Objective: The aim of this study was to evaluate the effect of adding bedside ultrasonography to the diagnostic algorithm for nephrolithiasis on emergency department (ED) length of stay.
Methods: A prospective, randomized, controlled pilot study was conducted from October 2014 to December 2014 with patients with acute flank pain. In the non-ultrasonography group (NUSG), non-contrast computed tomography was selected based on clinical features and hematuria in the urinalysis. In the ultrasonography group (USG), non-contrast computed tomography was selected based on clinical features and hydronephrosis on bedside ultrasonography. The primary outcome was ED length of stay. The secondary outcomes were radiation exposure, amount of analgesics, proportion of patients with diseases other than ureteral calculus, and proportion of patients with unexpected ED revisits within 7 days from the index visit.
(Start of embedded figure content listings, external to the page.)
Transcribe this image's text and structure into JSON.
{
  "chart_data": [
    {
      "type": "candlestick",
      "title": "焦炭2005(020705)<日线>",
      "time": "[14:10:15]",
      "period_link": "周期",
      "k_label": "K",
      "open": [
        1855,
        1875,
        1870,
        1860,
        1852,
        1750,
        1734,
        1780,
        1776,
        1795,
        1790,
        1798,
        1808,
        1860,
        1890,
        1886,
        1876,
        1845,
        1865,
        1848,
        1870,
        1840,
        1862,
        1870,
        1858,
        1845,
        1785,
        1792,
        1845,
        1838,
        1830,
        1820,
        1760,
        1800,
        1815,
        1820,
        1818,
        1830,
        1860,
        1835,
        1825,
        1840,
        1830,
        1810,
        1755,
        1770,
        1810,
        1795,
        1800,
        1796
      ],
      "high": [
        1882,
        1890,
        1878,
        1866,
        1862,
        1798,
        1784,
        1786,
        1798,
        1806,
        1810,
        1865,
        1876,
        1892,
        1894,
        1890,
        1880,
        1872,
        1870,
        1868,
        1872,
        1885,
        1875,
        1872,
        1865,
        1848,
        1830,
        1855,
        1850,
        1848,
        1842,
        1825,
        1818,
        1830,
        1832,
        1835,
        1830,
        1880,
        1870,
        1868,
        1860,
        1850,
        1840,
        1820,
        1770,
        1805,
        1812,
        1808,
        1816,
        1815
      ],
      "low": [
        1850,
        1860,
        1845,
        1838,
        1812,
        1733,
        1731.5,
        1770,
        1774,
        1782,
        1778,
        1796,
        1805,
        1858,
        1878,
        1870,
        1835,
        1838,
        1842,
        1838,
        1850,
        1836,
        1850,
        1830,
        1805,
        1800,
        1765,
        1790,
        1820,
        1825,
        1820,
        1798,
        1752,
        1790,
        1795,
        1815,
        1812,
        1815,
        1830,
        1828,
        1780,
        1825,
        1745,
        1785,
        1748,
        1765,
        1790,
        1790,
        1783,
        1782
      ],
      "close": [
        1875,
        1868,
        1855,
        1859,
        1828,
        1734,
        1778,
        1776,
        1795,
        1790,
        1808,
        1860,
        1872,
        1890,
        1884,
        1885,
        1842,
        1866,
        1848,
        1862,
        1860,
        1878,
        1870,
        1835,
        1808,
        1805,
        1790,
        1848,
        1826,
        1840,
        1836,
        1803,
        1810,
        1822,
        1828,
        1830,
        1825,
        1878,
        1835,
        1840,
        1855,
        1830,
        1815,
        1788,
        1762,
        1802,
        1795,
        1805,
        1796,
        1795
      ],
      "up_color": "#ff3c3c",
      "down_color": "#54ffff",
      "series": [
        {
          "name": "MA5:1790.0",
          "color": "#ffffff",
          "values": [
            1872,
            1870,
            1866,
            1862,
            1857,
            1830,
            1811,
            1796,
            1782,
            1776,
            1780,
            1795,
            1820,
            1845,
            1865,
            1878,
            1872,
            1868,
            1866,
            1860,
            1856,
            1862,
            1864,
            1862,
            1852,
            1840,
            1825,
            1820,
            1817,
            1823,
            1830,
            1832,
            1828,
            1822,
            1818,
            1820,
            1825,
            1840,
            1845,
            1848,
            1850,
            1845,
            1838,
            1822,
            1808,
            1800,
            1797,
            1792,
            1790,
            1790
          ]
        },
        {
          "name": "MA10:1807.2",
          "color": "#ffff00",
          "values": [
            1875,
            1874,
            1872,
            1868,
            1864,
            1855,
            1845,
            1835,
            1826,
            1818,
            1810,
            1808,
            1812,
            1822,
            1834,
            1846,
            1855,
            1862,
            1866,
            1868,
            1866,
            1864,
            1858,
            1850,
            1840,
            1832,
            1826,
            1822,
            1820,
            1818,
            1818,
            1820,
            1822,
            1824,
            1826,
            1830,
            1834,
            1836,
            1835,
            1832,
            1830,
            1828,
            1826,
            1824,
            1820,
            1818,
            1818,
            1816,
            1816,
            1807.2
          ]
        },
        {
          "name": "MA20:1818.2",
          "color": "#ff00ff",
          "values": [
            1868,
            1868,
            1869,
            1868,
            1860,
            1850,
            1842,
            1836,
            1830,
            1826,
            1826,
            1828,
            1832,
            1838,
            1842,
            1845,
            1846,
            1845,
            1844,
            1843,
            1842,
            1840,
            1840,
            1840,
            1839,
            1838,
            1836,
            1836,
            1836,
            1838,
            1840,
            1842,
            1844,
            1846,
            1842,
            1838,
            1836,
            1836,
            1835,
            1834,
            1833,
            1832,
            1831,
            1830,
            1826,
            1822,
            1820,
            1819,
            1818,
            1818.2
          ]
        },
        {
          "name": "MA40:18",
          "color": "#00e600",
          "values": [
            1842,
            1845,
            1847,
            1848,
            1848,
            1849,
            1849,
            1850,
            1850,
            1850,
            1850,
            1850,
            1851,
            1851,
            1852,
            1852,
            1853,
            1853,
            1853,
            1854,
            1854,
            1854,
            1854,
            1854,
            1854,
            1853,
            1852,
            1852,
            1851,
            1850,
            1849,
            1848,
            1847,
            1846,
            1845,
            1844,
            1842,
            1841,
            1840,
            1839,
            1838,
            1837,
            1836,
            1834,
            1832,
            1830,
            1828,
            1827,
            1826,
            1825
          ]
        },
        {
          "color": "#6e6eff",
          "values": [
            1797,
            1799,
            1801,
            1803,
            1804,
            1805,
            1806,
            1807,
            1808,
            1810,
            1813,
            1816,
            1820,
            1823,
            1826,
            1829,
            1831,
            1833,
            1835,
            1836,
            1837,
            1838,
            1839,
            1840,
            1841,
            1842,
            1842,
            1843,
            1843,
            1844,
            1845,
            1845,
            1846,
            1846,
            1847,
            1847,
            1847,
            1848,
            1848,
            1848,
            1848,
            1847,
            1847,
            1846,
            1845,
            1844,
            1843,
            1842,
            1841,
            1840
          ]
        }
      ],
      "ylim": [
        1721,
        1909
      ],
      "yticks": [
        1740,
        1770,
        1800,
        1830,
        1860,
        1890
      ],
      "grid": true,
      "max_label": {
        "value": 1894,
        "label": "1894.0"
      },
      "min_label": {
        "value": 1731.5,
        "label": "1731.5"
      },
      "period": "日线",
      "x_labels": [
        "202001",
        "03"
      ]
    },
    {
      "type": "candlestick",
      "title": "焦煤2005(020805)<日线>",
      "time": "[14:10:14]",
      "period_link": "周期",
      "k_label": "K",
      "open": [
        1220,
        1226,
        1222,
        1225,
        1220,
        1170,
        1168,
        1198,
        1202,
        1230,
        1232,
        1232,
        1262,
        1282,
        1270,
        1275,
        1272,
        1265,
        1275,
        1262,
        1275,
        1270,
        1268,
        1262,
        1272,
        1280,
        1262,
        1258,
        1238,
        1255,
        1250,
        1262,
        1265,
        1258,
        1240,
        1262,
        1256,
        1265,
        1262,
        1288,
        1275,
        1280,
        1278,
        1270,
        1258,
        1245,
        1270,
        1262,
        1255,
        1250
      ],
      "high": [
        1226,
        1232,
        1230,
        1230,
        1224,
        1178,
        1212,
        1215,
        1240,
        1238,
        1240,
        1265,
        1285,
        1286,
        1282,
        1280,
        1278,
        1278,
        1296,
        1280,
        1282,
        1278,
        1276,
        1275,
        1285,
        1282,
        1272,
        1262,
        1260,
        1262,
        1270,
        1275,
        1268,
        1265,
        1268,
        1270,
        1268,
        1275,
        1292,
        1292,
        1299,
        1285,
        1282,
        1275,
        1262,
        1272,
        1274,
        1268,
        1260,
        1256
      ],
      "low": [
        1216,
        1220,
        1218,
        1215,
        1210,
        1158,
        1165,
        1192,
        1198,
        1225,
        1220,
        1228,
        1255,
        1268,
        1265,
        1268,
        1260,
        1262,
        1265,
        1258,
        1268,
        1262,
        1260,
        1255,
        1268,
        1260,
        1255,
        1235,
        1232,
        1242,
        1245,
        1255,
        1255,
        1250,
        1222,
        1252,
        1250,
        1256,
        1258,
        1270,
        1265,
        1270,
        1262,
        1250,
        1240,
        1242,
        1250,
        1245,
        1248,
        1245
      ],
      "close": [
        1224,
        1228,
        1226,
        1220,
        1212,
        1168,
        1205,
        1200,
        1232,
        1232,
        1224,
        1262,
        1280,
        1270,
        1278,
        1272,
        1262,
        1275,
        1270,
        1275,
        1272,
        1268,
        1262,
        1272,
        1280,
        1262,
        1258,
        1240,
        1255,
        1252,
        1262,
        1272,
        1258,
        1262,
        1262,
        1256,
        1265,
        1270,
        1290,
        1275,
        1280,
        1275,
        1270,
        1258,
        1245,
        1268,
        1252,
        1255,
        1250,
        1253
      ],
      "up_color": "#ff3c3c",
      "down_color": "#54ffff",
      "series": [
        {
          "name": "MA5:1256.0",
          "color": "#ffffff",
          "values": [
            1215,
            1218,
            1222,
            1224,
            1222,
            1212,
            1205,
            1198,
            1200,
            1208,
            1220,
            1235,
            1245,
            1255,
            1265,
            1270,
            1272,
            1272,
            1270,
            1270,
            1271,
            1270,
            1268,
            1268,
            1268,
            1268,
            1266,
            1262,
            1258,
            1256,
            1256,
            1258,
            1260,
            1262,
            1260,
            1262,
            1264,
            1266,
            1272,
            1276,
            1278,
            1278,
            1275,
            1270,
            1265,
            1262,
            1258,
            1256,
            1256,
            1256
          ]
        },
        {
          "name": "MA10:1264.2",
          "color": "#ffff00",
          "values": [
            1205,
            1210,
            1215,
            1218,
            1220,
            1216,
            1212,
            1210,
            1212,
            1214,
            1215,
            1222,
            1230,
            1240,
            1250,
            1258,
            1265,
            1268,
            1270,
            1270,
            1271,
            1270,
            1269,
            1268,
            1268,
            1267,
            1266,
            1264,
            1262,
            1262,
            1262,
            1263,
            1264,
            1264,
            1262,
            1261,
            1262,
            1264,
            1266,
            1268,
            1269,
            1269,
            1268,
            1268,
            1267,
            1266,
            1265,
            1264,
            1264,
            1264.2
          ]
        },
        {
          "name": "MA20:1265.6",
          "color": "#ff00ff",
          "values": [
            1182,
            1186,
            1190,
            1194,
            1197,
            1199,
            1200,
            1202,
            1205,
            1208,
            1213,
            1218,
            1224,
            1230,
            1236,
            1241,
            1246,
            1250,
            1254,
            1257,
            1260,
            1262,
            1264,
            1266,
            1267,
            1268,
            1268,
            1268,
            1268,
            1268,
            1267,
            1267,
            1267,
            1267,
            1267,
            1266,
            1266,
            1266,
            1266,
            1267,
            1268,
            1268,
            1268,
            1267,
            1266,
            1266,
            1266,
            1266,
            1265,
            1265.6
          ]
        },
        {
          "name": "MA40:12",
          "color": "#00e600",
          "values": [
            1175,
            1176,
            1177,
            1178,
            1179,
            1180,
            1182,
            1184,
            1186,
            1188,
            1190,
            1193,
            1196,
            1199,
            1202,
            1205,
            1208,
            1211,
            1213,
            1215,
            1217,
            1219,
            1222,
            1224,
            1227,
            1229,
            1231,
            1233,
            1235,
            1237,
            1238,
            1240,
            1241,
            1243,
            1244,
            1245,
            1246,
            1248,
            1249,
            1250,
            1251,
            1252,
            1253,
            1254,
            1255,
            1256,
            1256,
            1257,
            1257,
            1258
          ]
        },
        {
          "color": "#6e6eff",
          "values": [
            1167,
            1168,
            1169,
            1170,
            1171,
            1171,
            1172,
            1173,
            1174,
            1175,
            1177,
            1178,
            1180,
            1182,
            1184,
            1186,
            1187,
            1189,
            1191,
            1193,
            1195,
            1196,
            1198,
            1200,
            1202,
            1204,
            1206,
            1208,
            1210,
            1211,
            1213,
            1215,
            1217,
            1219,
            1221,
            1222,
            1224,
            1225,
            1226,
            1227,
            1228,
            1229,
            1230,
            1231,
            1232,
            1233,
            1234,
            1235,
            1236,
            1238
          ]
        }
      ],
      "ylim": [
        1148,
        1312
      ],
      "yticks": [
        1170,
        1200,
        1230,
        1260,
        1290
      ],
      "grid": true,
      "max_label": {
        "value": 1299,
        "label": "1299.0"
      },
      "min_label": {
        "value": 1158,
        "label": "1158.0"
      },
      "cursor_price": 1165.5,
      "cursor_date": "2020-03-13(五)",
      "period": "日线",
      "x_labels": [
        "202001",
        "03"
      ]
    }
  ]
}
Results: A total of 103 patients were enrolled (NUSG, 51; USG, 52). The ED length of stay for the USG (89.0 minutes) was significantly shorter than that for the NUSG (163.0 minutes, P<0.001). There were no significant differences between the two groups in the radiation exposure dose (5.29 and 5.08 mSv, respectively; P=0.392), amount of analgesics (P=0.341), proportion of patients with diseases other than ureteral calculus (13.0% and 6.8%, respectively; P=0.486), and proportion of patients with unexpected ED revisits within 7 days from the index visit (7.8% and 9.6%, respectively; P=1.000).
Conclusion: The use of early bedside ultrasonography for patients with acute flank pain could reduce the ED length of stay without increasing unexpected ED revisits.
Keywords: Length of stay; Ultrasonography; Ureterolithiasis.